Opinión

Dry martini

Hay dos clases de personas en el mundo: las que quieren dinero y las que no saben lo que quieren”, según el cínico personaje que encarna Javier Bardem en “Éxtasis” (Mariano Barroso, 1996). La frase -hay quien la atribuye a Rockefeller- es uno de esos aforismos con estructura dual, tan del gusto de Mark Twain, que incluso empleó Einstein al decir que “solo hay dos tipos de individuo: quienes creen que todo es un milagro y quienes piensan que nada lo es”.

Obviamente, con estas epatantes sentencias, no se trata de reducir a dos la amplia variedad de personas existente en el mundo. De hecho, en psicología diferencial se han creado diversos criterios con los que poder clasificar los distintos tipos de individuo. Es más, en esta disciplina no se maneja un solo modelo o test, sino varios, que se pueden utilizar dependiendo del objetivo concreto a conseguir.

Más bien, tras esos juegos de palabras -y aquí es donde cabe poner el acento ahora- se esconde el hecho de que tomar partido no es solo una condición inherente a la naturaleza humana, sino también un acto que todas las personas realizamos decenas de veces a lo largo del día; esmaltando así nuestra vida cotidiana con la riqueza, la complejidad y la textura que resultan del colorido mosaico elaborado con esas elecciones.

Luciano Pavarotti contaba cómo respondió la pregunta de un periodista, que se lamentaba de los escasos papeles mozartianos asumidos por el célebre tenor: “Mi corazón ama a Mozart, pero mi voz ama a Verdi”, contestó. Para seleccionar un repertorio que contribuya a forjar una dilatada carrera como cantante, cualquier intérprete lírico sabe que debe elegir entre satisfacer sus gustos personales o atender a sus propias cualidades.

Lo ideal sería que, ante todo tipo de elecciones en la vida, pudiésemos siempre alcanzar un compromiso entre lo que más nos atrae y lo que realmente nos conviene, pues de ese acuerdo íntimo derivan todas las decisiones responsables para nuestro desarrollo como individuos. E idéntico razonamiento debiera servir también para forjar el pacto social sobre el que se basan los procesos electorales que nos involucran como colectivo.

Tristemente, ni las normas que configuran el sistema, ni la actitud al respecto -en general- de los propios partidos políticos contribuyen a mejorar las garantías de una elección libre para la ciudadanía; cuya voz, en ocasiones, parece quedar secuestrada, a la merced de decisiones que le resultan ajenas, como destacaba hace poco un editorial publicado en este mismo periódico que, de tan encendido, resultaba luminoso. 

Sumidos en el ruido que genera la proliferación de mensajes, dejamos de oír lo que nos conviene para quedarnos con lo que nos atrapa, siendo quien más grita o insulta quien acaba colocando sus ideas.
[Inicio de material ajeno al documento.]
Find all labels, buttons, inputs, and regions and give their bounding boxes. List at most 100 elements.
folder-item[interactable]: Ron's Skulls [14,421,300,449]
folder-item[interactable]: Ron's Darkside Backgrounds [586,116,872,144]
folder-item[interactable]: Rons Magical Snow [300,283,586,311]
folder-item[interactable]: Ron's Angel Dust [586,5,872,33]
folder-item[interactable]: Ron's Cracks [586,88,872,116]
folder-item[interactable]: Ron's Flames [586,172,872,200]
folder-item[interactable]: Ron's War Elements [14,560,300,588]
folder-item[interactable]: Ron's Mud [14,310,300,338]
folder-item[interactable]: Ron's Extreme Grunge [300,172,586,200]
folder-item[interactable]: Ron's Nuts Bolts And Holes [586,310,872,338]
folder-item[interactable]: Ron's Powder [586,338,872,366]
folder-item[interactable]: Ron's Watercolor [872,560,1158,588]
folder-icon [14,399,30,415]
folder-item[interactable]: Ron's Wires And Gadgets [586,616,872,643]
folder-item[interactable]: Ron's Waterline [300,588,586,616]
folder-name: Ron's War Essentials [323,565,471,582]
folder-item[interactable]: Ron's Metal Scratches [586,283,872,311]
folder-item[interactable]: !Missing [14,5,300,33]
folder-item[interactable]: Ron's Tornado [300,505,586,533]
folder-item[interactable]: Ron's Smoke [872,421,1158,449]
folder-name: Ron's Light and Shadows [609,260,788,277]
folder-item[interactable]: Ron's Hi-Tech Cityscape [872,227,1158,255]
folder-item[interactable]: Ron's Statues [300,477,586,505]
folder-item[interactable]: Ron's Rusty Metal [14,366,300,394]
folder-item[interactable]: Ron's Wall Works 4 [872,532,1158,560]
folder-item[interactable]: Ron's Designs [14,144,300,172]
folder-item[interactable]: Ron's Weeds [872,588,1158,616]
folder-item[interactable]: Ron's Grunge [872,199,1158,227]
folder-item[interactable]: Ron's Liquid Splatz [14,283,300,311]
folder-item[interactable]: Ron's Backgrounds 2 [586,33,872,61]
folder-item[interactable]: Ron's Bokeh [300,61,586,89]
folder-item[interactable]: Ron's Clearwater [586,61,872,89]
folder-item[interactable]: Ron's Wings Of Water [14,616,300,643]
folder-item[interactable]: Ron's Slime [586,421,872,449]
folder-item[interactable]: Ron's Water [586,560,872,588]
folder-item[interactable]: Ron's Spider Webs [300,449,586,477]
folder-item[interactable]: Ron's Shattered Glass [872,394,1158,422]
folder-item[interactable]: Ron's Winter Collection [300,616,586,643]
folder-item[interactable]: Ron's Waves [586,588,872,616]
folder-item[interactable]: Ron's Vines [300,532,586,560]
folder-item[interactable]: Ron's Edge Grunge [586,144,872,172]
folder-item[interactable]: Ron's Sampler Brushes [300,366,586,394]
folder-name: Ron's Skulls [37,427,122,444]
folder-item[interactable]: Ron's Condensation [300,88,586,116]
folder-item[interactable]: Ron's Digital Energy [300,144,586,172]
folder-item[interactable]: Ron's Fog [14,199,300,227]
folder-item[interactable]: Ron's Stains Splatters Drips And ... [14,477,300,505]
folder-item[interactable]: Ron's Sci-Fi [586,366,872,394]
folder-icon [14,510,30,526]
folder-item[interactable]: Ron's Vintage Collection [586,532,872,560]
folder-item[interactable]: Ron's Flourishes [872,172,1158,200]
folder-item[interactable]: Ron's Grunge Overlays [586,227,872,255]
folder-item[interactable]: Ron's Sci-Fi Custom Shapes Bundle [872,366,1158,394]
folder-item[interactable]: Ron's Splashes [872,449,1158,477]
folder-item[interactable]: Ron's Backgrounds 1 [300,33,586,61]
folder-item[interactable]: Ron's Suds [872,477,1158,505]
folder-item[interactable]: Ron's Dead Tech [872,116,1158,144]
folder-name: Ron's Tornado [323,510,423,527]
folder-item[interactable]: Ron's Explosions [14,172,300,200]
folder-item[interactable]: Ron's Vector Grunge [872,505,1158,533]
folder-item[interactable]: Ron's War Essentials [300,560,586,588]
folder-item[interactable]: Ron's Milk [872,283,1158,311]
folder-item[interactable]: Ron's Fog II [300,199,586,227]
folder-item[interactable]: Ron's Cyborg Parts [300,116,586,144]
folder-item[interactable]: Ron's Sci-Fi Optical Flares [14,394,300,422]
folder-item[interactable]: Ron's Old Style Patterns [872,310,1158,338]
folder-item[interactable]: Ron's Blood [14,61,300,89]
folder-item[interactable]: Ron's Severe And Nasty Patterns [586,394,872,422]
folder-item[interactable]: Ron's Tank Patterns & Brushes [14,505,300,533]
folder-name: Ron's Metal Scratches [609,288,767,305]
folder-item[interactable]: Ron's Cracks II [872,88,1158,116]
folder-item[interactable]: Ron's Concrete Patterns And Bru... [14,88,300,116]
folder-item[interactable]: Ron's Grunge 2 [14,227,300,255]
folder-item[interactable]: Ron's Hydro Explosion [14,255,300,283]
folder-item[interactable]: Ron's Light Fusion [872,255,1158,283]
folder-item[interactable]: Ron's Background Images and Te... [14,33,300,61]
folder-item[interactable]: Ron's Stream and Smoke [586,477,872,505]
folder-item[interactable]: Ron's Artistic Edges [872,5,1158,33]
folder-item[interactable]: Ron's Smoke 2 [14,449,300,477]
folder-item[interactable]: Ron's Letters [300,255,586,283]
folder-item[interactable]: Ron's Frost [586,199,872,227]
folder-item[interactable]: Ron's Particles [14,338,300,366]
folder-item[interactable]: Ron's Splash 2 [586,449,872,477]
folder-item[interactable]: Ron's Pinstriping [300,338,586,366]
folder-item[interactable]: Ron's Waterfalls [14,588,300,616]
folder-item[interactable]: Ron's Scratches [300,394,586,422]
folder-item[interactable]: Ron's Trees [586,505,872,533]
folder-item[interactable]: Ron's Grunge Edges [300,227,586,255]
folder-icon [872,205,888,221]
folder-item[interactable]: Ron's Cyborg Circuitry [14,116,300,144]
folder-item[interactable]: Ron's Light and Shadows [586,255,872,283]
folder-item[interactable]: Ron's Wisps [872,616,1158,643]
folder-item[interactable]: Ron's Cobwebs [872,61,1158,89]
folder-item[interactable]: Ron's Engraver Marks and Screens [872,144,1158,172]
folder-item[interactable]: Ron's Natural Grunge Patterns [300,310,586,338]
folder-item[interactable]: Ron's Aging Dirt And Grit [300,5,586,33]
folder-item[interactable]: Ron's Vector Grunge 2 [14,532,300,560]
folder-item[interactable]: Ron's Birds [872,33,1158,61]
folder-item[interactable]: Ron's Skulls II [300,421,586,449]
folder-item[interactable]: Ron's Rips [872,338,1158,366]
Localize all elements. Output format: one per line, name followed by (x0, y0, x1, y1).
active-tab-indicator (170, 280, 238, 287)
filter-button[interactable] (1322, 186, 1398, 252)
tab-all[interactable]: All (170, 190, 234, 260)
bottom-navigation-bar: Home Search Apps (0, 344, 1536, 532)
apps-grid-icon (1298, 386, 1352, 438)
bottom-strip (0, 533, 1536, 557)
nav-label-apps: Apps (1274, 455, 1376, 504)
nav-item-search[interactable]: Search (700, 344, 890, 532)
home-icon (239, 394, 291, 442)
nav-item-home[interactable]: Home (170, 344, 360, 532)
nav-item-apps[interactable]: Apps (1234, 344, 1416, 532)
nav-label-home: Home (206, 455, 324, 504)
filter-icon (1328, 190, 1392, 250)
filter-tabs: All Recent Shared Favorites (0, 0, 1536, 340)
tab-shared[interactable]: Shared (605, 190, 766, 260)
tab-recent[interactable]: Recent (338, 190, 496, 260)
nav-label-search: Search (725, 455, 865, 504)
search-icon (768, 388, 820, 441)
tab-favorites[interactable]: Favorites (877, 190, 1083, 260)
Si se añade a ello las casi nulas posibilidades de intervención en los procesos selectivos previos y se combina con un sistema de voto mediante listas cerradas, el envenenado cóctel resultante se sirve tan frío y seco como deja a la ciudadanía.

En cuestión de dualidades, solo acertó Robert Benchley: “Hay dos clases de personas, las que creen que solo hay dos clases de personas y las que no”. Pero, llevando la cita que iniciaba esta entrega al terreno de la política, podría decirse entonces que hay dos clases de personas en ese mundo: las que quieren poder y las no saben lo que quieren. Aunque cabría incluso un penoso híbrido entre ambas: las que quieren poder sin saber lo quieren hacer con él.